No, there are injuries that will not be visible on an X-ray. This includes some hip and wrist fractures. When this test is not efficient in determining the root of the problem, the doctor might opt for a bone scan, magnetic resonance imaging (MRI), or a computed tomography (CT). The latter is a technique for generating images of the body by sections in which a computer controls an X-ray machine, processes all the information, and delivers the final picture.
An MRI is a more powerful examination that involves the use of a computer combined with radio waves and magnets. The end goal is, again, to produce detailed images of the internal parts of your body. The difference here is that no radiation is employed to get the job done.
And finally, a bone scan is a special test that helps to diagnose different types of diseases affecting the bones. It resorts to nuclear imaging tests to locate inflammation, infection, fractures, and metastasis, among other things.

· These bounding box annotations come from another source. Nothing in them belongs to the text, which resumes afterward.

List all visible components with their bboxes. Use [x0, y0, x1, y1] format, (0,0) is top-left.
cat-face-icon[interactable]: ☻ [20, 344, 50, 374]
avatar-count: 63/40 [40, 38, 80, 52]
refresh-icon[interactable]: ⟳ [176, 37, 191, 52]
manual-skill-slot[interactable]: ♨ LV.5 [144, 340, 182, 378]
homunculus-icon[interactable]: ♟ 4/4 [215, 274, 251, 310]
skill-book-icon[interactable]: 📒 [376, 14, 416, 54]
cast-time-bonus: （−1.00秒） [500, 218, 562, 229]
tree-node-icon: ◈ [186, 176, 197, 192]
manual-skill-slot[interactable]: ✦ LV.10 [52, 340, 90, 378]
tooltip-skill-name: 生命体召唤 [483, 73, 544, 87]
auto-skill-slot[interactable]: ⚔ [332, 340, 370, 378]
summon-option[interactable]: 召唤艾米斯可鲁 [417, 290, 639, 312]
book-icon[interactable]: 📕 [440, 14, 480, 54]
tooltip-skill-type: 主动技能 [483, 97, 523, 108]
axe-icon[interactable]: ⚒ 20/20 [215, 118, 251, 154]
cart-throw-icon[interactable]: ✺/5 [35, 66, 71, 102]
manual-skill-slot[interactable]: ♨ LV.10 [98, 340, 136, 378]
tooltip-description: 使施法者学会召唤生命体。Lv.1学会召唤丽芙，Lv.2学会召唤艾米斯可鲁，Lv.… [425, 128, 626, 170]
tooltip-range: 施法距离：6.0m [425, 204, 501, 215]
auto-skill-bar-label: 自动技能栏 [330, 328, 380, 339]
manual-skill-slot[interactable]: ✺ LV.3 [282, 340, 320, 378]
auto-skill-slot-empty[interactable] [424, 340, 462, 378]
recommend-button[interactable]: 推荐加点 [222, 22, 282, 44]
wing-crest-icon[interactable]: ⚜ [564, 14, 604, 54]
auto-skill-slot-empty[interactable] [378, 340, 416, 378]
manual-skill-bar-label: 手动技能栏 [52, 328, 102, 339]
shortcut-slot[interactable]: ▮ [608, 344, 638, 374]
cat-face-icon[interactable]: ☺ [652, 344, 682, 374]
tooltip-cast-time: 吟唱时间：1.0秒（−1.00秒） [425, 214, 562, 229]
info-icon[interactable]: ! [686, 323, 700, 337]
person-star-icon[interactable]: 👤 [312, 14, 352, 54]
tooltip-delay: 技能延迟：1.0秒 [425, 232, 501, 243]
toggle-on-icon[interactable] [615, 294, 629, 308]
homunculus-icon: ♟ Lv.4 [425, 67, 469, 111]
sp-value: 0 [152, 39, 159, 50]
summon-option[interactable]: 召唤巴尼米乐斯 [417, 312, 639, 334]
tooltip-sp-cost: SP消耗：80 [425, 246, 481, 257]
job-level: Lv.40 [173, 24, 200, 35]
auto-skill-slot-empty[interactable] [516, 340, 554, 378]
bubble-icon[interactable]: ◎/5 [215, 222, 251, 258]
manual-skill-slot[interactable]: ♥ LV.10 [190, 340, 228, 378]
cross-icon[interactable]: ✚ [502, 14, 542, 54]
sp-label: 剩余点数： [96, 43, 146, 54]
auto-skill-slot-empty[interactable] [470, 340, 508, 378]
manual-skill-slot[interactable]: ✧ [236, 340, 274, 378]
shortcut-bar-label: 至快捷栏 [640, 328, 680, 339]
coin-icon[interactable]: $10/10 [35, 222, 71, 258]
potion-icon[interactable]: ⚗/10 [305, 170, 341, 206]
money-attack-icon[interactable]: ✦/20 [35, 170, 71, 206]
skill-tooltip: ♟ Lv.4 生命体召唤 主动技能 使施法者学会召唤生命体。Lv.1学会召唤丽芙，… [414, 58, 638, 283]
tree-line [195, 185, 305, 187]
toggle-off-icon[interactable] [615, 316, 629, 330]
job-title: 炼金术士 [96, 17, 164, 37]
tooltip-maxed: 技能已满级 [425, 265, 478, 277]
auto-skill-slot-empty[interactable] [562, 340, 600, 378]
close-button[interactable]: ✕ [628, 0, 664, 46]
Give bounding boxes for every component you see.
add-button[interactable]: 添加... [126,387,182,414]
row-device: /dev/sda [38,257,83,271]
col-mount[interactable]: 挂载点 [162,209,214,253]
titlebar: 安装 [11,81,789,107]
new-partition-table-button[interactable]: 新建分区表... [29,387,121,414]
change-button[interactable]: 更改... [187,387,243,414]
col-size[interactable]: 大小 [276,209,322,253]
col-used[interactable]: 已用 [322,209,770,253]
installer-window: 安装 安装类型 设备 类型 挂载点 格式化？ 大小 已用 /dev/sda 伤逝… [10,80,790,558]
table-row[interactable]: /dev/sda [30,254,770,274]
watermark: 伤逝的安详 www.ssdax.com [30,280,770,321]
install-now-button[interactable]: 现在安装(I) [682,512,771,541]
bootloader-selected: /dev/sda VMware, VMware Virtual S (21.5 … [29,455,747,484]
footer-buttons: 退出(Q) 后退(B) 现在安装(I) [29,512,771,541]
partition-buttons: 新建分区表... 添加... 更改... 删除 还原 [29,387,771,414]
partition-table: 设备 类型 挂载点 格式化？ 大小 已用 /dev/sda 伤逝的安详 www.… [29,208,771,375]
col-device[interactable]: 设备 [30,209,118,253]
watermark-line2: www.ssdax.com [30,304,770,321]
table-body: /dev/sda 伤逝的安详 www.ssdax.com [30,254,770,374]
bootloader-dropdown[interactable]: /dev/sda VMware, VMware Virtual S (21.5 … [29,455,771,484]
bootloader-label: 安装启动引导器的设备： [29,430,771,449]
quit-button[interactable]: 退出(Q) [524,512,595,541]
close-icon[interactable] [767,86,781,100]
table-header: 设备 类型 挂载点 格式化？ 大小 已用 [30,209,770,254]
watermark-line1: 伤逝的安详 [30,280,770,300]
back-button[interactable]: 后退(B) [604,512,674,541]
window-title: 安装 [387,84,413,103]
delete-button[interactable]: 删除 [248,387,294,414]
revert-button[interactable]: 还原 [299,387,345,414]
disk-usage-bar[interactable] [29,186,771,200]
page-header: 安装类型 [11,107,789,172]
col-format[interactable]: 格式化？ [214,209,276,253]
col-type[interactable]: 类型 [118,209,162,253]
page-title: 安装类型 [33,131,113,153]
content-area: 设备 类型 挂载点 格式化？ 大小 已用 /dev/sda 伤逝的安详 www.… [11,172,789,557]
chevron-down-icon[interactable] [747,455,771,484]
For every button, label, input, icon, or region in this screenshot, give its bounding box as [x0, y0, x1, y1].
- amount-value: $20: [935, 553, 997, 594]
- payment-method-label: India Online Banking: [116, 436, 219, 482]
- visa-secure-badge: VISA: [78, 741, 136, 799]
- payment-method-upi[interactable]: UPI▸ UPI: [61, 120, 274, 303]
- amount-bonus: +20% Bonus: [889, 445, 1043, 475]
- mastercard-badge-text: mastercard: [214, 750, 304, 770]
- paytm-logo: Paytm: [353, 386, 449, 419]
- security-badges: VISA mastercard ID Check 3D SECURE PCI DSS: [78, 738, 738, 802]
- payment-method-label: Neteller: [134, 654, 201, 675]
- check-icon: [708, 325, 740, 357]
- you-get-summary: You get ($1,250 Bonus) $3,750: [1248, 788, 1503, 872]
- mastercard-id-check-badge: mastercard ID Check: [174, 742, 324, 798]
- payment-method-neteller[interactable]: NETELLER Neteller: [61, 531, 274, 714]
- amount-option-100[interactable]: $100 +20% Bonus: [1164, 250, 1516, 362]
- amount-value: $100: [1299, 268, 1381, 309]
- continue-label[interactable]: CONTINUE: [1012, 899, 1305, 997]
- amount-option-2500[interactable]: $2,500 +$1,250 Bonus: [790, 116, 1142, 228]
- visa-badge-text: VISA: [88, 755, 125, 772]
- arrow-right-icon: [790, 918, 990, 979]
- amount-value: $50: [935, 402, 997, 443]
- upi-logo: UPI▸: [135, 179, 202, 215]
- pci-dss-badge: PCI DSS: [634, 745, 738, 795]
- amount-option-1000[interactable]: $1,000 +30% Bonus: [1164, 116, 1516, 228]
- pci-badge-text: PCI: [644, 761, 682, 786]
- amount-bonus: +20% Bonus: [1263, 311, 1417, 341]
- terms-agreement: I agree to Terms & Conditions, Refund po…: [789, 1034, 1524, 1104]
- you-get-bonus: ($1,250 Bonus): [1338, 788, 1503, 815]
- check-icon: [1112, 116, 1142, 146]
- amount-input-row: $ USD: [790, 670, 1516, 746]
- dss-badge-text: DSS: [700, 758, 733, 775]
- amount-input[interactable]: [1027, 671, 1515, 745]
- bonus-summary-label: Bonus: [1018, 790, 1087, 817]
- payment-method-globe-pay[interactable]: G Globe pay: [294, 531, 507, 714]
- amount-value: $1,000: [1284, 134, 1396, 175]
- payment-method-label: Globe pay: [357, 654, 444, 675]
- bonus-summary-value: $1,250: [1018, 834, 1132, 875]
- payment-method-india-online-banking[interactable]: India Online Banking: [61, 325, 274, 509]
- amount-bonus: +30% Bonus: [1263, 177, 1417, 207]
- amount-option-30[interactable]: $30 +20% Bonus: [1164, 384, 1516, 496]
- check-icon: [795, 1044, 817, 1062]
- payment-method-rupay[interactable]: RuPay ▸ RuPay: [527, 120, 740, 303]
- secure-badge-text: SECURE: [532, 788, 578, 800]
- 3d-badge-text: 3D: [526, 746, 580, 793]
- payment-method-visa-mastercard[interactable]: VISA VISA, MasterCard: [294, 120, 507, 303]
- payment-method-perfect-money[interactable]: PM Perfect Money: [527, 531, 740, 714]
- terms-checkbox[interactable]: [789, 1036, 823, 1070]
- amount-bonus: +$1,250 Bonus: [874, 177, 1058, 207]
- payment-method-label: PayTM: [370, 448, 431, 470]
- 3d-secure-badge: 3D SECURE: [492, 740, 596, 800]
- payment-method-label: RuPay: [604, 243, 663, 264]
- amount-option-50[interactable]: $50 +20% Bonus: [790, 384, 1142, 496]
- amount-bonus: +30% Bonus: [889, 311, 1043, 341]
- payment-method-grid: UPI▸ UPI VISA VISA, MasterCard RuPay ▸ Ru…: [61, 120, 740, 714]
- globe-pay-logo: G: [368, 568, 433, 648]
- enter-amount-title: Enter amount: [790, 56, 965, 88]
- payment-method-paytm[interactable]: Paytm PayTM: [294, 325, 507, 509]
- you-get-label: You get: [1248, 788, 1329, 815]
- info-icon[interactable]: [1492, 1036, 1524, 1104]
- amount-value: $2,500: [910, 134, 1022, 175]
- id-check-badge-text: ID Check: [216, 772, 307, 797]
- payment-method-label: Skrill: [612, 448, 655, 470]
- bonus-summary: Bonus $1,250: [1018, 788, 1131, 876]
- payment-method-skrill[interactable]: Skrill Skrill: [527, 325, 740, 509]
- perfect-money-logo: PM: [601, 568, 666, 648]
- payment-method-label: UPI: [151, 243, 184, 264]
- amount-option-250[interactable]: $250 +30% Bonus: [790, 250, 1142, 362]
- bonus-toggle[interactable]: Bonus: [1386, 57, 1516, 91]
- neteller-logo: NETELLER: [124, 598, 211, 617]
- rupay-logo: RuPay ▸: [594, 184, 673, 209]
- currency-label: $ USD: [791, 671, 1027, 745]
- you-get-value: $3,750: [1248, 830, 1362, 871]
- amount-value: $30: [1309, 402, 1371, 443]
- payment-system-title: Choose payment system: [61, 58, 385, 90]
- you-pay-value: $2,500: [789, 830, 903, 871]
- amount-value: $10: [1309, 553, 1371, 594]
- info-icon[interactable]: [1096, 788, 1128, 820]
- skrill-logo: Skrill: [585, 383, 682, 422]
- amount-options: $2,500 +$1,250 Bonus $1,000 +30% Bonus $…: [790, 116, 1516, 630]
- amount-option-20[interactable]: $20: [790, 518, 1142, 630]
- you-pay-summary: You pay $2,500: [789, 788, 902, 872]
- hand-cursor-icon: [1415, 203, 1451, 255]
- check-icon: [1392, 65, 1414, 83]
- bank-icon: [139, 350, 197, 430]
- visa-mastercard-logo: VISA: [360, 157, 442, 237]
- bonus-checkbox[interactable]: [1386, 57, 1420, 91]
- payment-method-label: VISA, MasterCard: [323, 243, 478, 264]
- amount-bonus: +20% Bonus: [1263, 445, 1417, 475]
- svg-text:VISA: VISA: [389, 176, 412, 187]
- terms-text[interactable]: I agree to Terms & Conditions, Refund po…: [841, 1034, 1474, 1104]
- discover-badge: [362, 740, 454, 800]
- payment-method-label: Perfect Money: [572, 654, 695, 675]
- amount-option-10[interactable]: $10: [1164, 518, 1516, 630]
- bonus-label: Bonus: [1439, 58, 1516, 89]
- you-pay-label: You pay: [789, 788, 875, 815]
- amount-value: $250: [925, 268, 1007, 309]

An orthopaedic will pick one of these tests to identify the type of injury your offspring has suffered. The decision is entirely up to them.
What Treatment is Available?
Fixing a fracture involves different steps. Your doctor will choose a specific course of action depending on a number of factors, such as:
- The extent of the fracture
- Your kid’s tolerance for certain therapies, procedures, and medications
- Your child’s overall medical history, health, and age
- Your preferences (if that’s up for discussion)
The idea is to not only restore the normal function of the troubled area but also prevent complications, speed up healing, and control the pain.
Here are the treatments that can work:
- Medication. While drugs cannot cure a displaced fracture, they can certainly help with the pain. Your heir will be prescribed some pills to control the aching.
- Cast or splint. The best way to make sure a broken bone doesn’t go out of alignment before it’s healed is to immobilise it. This can happen by putting something firm around the injured area, like a cast.
- Surgery. If the fracture is bad, an operation may be necessary to fix the broken pieces back into place. Internal or external fixation devices like metal rods will help keep the bone fragments still during the healing process.
- Traction. This is when assistive devices are used to stretch the tendons and muscles around an affected bone. It includes weights, strings, metal frames and pulleys. While it sounds like a modern method of torture, it can really promote proper alignment and healing.
There is a right way to address a crack or break in the bone. You just need to put your trust in an experienced doctor and never attempt to treat it on your own at home.